Die oben genannten Beispiele erschließen eine sehr einfache Wahrheit: Daten können ohne Kontext irreführend sein. Wenn wir die Messmethoden falsch verstehen, erhalten wir falsche Informationen über den aktuellen Status der Krise. Betrachten wir Daten nicht im richtigen Kontext, stufen wir wichtige Dinge als unwichtig ein. Diese Tatsache gilt für jeden Datenpunkt, dem wir begegnen: von Daten über Leben und Tod bis hin zu konventionellen Konsumdaten.
Betrachten wir einmal den Konsum von Toilettenpapier. In Zeitungen, Social-Media-Feeds sowie im gesamten öffentlichen Gespräch empört man sich über Menschen, die Toilettenpapier hamstern, und verurteilt ihr selbstsüchtiges, unverantwortliches Handeln. Während es definitiv einen Teil der Gesellschaft gibt, der sich dieser Anklage schuldig macht, sollten wir versuchen, die Verkaufszahlen in den richtigen Kontext zu stellen, um zu verstehen, was wirklich passiert ist.
Die Toilettenpapierindustrie ist in zwei völlig voneinander unabhängige Märkte geteilt – B2B und B2C. Toilettenpapier, das für den gewerblichen Markt produziert wird, unterscheidet sich fundamental vom Toilettenpapier im Supermarkt: Es wird in viel größeren Rollen produziert, das Papier selbst ist dünner, grober und wird nicht in kleinen Gebinden verkauft. B2C- und B2B-Toilettenpapier machen jeweils rund 50 % des Gesamtmarkts aus.
Die Selbstisolation führte nun zu einer Umverteilung des Konsums: Ein großer Teil der Menschen, die zu Hause bleiben, nutzt eben keine Toiletten am Arbeitsplatz, in Restaurants, Bars, Clubs oder an Flughäfen. Das steigerte die Nachfrage nach B2C-Toilettenpapier um 40 %.15 Während der Bedarf im Privatgebrauch steigt, ist das Angebot für gewerblichen Gebrauch aufgrund der genannten Unterschiede nicht in der Lage, diesen Privatverbrauch zu decken, was zu einem Defizit führt.
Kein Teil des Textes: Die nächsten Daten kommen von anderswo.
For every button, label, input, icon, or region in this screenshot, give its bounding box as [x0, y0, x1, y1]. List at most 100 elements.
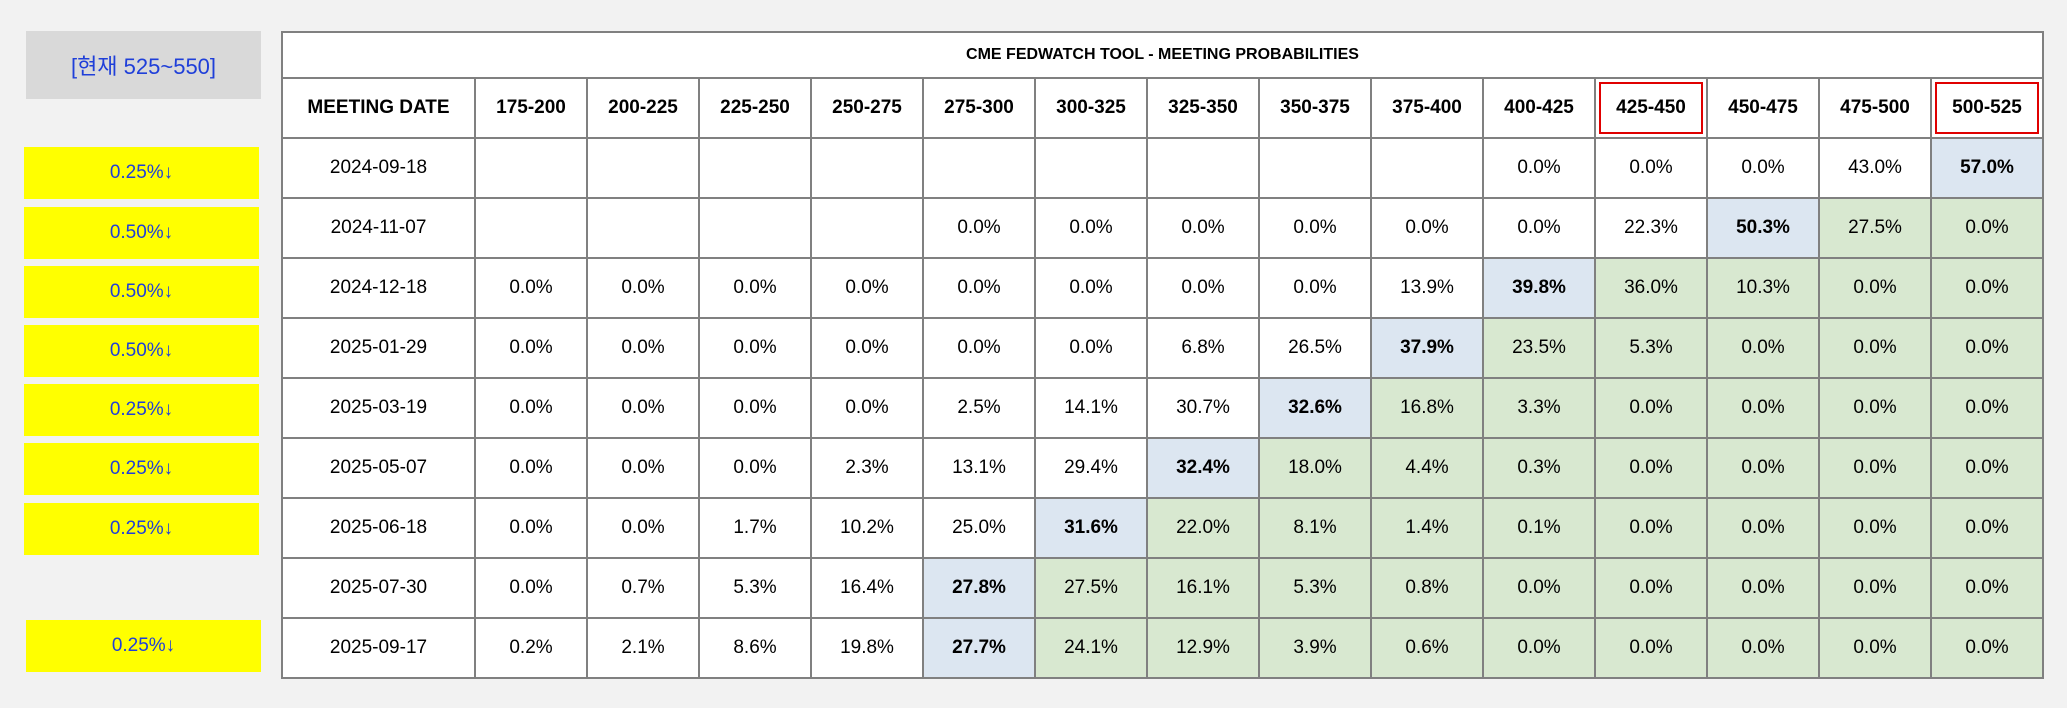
- probability-cell: 0.0%: [1930, 557, 2044, 619]
- probability-cell: 0.0%: [1594, 557, 1708, 619]
- probability-cell: 0.0%: [1706, 317, 1820, 379]
- probability-cell: 12.9%: [1146, 617, 1260, 679]
- rate-cut-label: 0.25%↓: [24, 443, 259, 495]
- probability-cell: [810, 197, 924, 259]
- probability-cell: 0.0%: [1594, 437, 1708, 499]
- rate-range-header: 175-200: [474, 77, 588, 139]
- rate-cut-label: 0.25%↓: [24, 503, 259, 555]
- probability-cell: 0.0%: [1482, 617, 1596, 679]
- meeting-date-cell: 2025-07-30: [281, 557, 476, 619]
- probability-cell: 0.0%: [1818, 557, 1932, 619]
- probability-cell: 30.7%: [1146, 377, 1260, 439]
- probability-cell: 10.2%: [810, 497, 924, 559]
- probability-cell: [586, 197, 700, 259]
- probability-cell: 0.0%: [1706, 377, 1820, 439]
- probability-cell: 0.0%: [698, 437, 812, 499]
- probability-cell: 0.0%: [1034, 197, 1148, 259]
- probability-cell: 0.6%: [1370, 617, 1484, 679]
- probability-cell: [586, 137, 700, 199]
- probability-cell: 0.0%: [698, 317, 812, 379]
- meeting-date-header: MEETING DATE: [281, 77, 476, 139]
- probability-cell: 0.0%: [1482, 137, 1596, 199]
- probability-cell: 2.1%: [586, 617, 700, 679]
- rate-cut-label: 0.50%↓: [24, 266, 259, 318]
- probability-cell: 0.0%: [1034, 257, 1148, 319]
- table-row: 2024-12-18 0.0% 0.0% 0.0% 0.0% 0.0% 0.0% 0.0% 0.…: [281, 257, 2044, 319]
- probability-cell: 0.0%: [922, 257, 1036, 319]
- probability-cell: 0.0%: [1818, 377, 1932, 439]
- probability-cell: 24.1%: [1034, 617, 1148, 679]
- probability-cell: 0.0%: [1482, 557, 1596, 619]
- probability-cell: 22.0%: [1146, 497, 1260, 559]
- table-row: 2025-05-07 0.0% 0.0% 0.0% 2.3% 13.1% 29.4% 32.4…: [281, 437, 2044, 499]
- probability-cell: 0.0%: [586, 437, 700, 499]
- rate-cut-label: 0.50%↓: [24, 207, 259, 259]
- meeting-date-cell: 2024-09-18: [281, 137, 476, 199]
- probability-cell: 27.5%: [1034, 557, 1148, 619]
- probability-cell: 3.3%: [1482, 377, 1596, 439]
- probability-cell: 0.0%: [1930, 257, 2044, 319]
- rate-range-header: 275-300: [922, 77, 1036, 139]
- table-row: 2025-01-29 0.0% 0.0% 0.0% 0.0% 0.0% 0.0% 6.8% 26…: [281, 317, 2044, 379]
- probability-cell: 16.4%: [810, 557, 924, 619]
- probability-cell: [1370, 137, 1484, 199]
- probability-cell: 0.0%: [474, 497, 588, 559]
- probability-cell: 0.0%: [1706, 437, 1820, 499]
- probability-cell: 29.4%: [1034, 437, 1148, 499]
- probability-cell: 2.3%: [810, 437, 924, 499]
- rate-range-header: 325-350: [1146, 77, 1260, 139]
- probability-cell: [1146, 137, 1260, 199]
- rate-cut-label: 0.25%↓: [26, 620, 261, 672]
- rate-cut-label: 0.25%↓: [24, 147, 259, 199]
- probability-cell: [1258, 137, 1372, 199]
- probability-cell: 31.6%: [1034, 497, 1148, 559]
- probability-cell: 39.8%: [1482, 257, 1596, 319]
- probability-cell: 0.0%: [586, 497, 700, 559]
- probability-cell: 0.0%: [1818, 497, 1932, 559]
- probability-cell: 27.8%: [922, 557, 1036, 619]
- probability-cell: 22.3%: [1594, 197, 1708, 259]
- probability-cell: 0.0%: [1818, 437, 1932, 499]
- probability-cell: 8.6%: [698, 617, 812, 679]
- probability-cell: 0.0%: [1370, 197, 1484, 259]
- rate-range-header: 500-525: [1930, 77, 2044, 139]
- probability-cell: 0.0%: [1818, 257, 1932, 319]
- probability-cell: 0.0%: [1146, 197, 1260, 259]
- probability-cell: 0.0%: [1818, 317, 1932, 379]
- fedwatch-probability-table: CME FEDWATCH TOOL - MEETING PROBABILITIE…: [281, 31, 2044, 679]
- probability-cell: 10.3%: [1706, 257, 1820, 319]
- rate-range-header: 475-500: [1818, 77, 1932, 139]
- rate-cut-label: 0.50%↓: [24, 325, 259, 377]
- probability-cell: [1034, 137, 1148, 199]
- table-title: CME FEDWATCH TOOL - MEETING PROBABILITIE…: [281, 31, 2044, 79]
- probability-cell: 3.9%: [1258, 617, 1372, 679]
- probability-cell: 0.0%: [698, 257, 812, 319]
- meeting-date-cell: 2024-12-18: [281, 257, 476, 319]
- probability-cell: 0.0%: [1706, 137, 1820, 199]
- rate-range-header: 200-225: [586, 77, 700, 139]
- probability-cell: 0.0%: [474, 437, 588, 499]
- probability-cell: 0.0%: [922, 317, 1036, 379]
- probability-cell: 32.4%: [1146, 437, 1260, 499]
- probability-cell: 0.0%: [1930, 617, 2044, 679]
- rate-range-header: 350-375: [1258, 77, 1372, 139]
- probability-cell: 6.8%: [1146, 317, 1260, 379]
- table-row: 2025-07-30 0.0% 0.7% 5.3% 16.4% 27.8% 27.5% 16.…: [281, 557, 2044, 619]
- probability-cell: 0.0%: [586, 257, 700, 319]
- current-rate-label: [현재 525~550]: [26, 31, 261, 99]
- probability-cell: 0.0%: [1594, 497, 1708, 559]
- probability-cell: 0.0%: [1930, 377, 2044, 439]
- probability-cell: 0.0%: [1930, 497, 2044, 559]
- probability-cell: [698, 197, 812, 259]
- probability-cell: 50.3%: [1706, 197, 1820, 259]
- probability-cell: 0.0%: [1034, 317, 1148, 379]
- probability-cell: 0.0%: [1930, 197, 2044, 259]
- probability-cell: [698, 137, 812, 199]
- meeting-date-cell: 2025-09-17: [281, 617, 476, 679]
- probability-cell: 0.7%: [586, 557, 700, 619]
- probability-cell: 0.0%: [1930, 437, 2044, 499]
- probability-cell: 4.4%: [1370, 437, 1484, 499]
- probability-cell: 25.0%: [922, 497, 1036, 559]
- probability-cell: 16.1%: [1146, 557, 1260, 619]
- probability-cell: 5.3%: [1258, 557, 1372, 619]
Wenn wir uns also darüber auslassen, dass unsere Nachbarn alle Vorräte im Supermarkt für sich beanspruchen, haben wir dabei womöglich den Gesamtzusammenhang aus den Augen verloren.16
Den Kontext zu verstehen war nie so schwer wie heute: Die aktuelle Situation ist in jeder Hinsicht außergewöhnlich. Sie bringt Trends hervor, die von solch kurzer Dauer sind, dass schon der Versuch schwerfällt, sie objektiv zu bewerten.
Es gibt jedoch drei Fragen, die wir alle uns stellen können, um der persönlichen Datenkompetenz einen Schritt näher zu kommen:
Wie wurden die Daten gesammelt? Erst wenn wir uns damit auseinandersetzen, wie Daten erhoben wurden und wie einzelne Werte definiert sind, können wir verstehen, was diese Daten wirklich aussagen. Dabei dürfen wir uns nicht scheuen, kritisch zu sein – wenn die Messmethoden nicht logisch wirken, ist es durchaus möglich, dass sie es tatsächlich nicht sind.
In welchem Kontext wird das Thema betrachtet? Um den Kontext richtig zu verstehen, hilft es, sich zu fragen, welche anderen Aspekte für die Fragestellung wichtig sein könnten. Nicht zuletzt sind Auffälligkeiten in den Daten oft auch auf andere Erklärungen zurückzuführen (wie bei unserem B2B-/B2C-Beispiel). Auch ein Blick auf die Größe der Datenbasis und was genau zum Vergleich herangezogen wird, kann helfen.
Wie valide ist die Informationsquelle? Eine kurze Recherche zeigt schnell, ob auch andere Medien die Daten verwenden und der ursprüngliche Kontext womöglich ein anderer ist. Nicht zu vergessen ist, dass neben absichtlich falschen Darstellungen auch simple Copy-Paste-Fehler das Problem sein können.
Wie außergewöhnlich die aktuelle Situation auch sein mag, eins steht fest:
Wir leben in einer Welt, in der Daten nicht nur omnipräsent, sondern auch beweglicher, dynamischer und komplexer sind als jemals zuvor.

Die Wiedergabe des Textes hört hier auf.